Actions for anti-corruption implementation
In November 2021 a detailed blueprint examining Australia’s entire framework of integrity institutions was published. The report laid out what the authors regard as the essential reforms needed for Australia to have a fairer, more accountable government. They include greater transparency regarding political lobbying and donations, stronger protections for whistleblowers, and a strong and independent anti-corruption watchdog. The report was written by public integrity and anti-corruption expert Professor A. J. Brown of Griffith University, in partnership with TI Australia.
In addition to this, Chris Douglas says, the Department of Defence needs to undertake anti-corruption due diligence on all major contractors, particularly companies based outside Australia. Furthermore, Defence and each company in the supply chain of any major project must have effective anti-bribery/corruption systems in place that meet international standards. The relevant international standard for such measures is ISO 37001. Currently, the Defence Department is not ISO 37001-certified, and nor are any of the major arms multinationals that are Australia’s most significant defence contractors (Thales is certified in France, but not in Australia).

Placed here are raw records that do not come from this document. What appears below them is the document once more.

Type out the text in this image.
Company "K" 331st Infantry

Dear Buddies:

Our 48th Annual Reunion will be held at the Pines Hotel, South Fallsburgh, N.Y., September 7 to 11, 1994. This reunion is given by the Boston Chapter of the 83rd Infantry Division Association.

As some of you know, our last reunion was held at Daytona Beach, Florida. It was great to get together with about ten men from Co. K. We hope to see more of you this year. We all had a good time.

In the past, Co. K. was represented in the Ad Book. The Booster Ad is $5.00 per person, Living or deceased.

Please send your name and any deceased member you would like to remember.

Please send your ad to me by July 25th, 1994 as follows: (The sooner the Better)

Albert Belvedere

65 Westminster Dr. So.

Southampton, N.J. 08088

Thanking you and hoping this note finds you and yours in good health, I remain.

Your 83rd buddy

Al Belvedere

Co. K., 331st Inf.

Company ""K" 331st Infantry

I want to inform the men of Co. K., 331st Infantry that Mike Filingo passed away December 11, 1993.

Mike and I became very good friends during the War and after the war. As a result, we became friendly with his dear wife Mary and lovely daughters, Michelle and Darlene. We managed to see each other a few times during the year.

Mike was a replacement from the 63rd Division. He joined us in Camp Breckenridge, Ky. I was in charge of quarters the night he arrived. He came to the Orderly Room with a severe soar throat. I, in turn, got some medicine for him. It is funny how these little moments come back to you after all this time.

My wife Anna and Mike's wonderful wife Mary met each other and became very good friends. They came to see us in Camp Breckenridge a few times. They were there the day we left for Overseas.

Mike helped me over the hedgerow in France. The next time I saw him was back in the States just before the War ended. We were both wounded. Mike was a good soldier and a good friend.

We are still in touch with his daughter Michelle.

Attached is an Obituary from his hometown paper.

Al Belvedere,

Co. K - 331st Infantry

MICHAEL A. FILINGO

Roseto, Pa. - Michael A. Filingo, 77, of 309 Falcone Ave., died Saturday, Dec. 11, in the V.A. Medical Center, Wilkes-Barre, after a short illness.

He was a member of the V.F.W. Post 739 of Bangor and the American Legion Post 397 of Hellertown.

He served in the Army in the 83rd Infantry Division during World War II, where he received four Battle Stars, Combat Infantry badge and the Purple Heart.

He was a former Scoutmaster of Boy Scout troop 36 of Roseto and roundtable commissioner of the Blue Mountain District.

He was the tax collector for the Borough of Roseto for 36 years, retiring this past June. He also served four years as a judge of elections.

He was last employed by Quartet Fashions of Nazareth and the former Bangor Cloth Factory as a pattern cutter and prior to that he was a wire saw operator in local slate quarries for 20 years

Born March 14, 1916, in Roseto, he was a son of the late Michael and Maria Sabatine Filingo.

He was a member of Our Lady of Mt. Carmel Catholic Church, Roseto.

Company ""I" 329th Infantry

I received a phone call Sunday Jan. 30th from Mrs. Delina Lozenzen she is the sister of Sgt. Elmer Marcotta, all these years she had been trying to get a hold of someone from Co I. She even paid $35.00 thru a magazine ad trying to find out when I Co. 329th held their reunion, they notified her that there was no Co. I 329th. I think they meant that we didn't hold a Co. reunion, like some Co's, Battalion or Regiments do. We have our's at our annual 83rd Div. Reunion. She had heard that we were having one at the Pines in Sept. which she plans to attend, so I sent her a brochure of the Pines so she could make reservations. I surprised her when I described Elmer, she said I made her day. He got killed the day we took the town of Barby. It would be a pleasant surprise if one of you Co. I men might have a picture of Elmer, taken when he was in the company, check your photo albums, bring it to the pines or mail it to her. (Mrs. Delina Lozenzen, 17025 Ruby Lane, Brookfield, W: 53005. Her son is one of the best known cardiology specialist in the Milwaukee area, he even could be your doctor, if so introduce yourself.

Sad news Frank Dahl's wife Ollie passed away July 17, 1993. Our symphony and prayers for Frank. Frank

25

Finally, while Australia has signed up to the OECD’s Anti-Bribery Convention, which criminalises bribery of foreign public officials in international business transactions, and has established the bribery of foreign public officials as a criminal offence, Australia has done little since joining the Convention to prosecute and sanction either people or companies under its new law. Given the high-risk regions and sectors in which Australian companies operate, including the arms sector, the Convention is important in Australia, yet the OECD’s Working Group on Bribery notes that Australia has not prosecuted a single company under these laws since 2011. There is one ongoing prosecution against a company but ‘this is insufficient to consider that Australia is proactively pursuing criminal charges’ against companies for foreign bribery, says the OECD, which has encouraged Australia to ensure appropriate funding for foreign bribery prosecutions.
Chris Douglas concludes that from an anti-bribery/corruption risk perspective, Naval Group should not have been put on the shortlist for the Future Submarines program, let alone selected to partner with Australia to build the submarines. The ‘contract of the century’ was mired in unacceptable risk from the outset due to Defence’s poor risk-management processes and non-existent specific anti-bribery/corruption measures. A formal inquiry is needed both to examine how this deeply flawed decision was reached and to help prevent the situation recurring in future major defence procurement projects.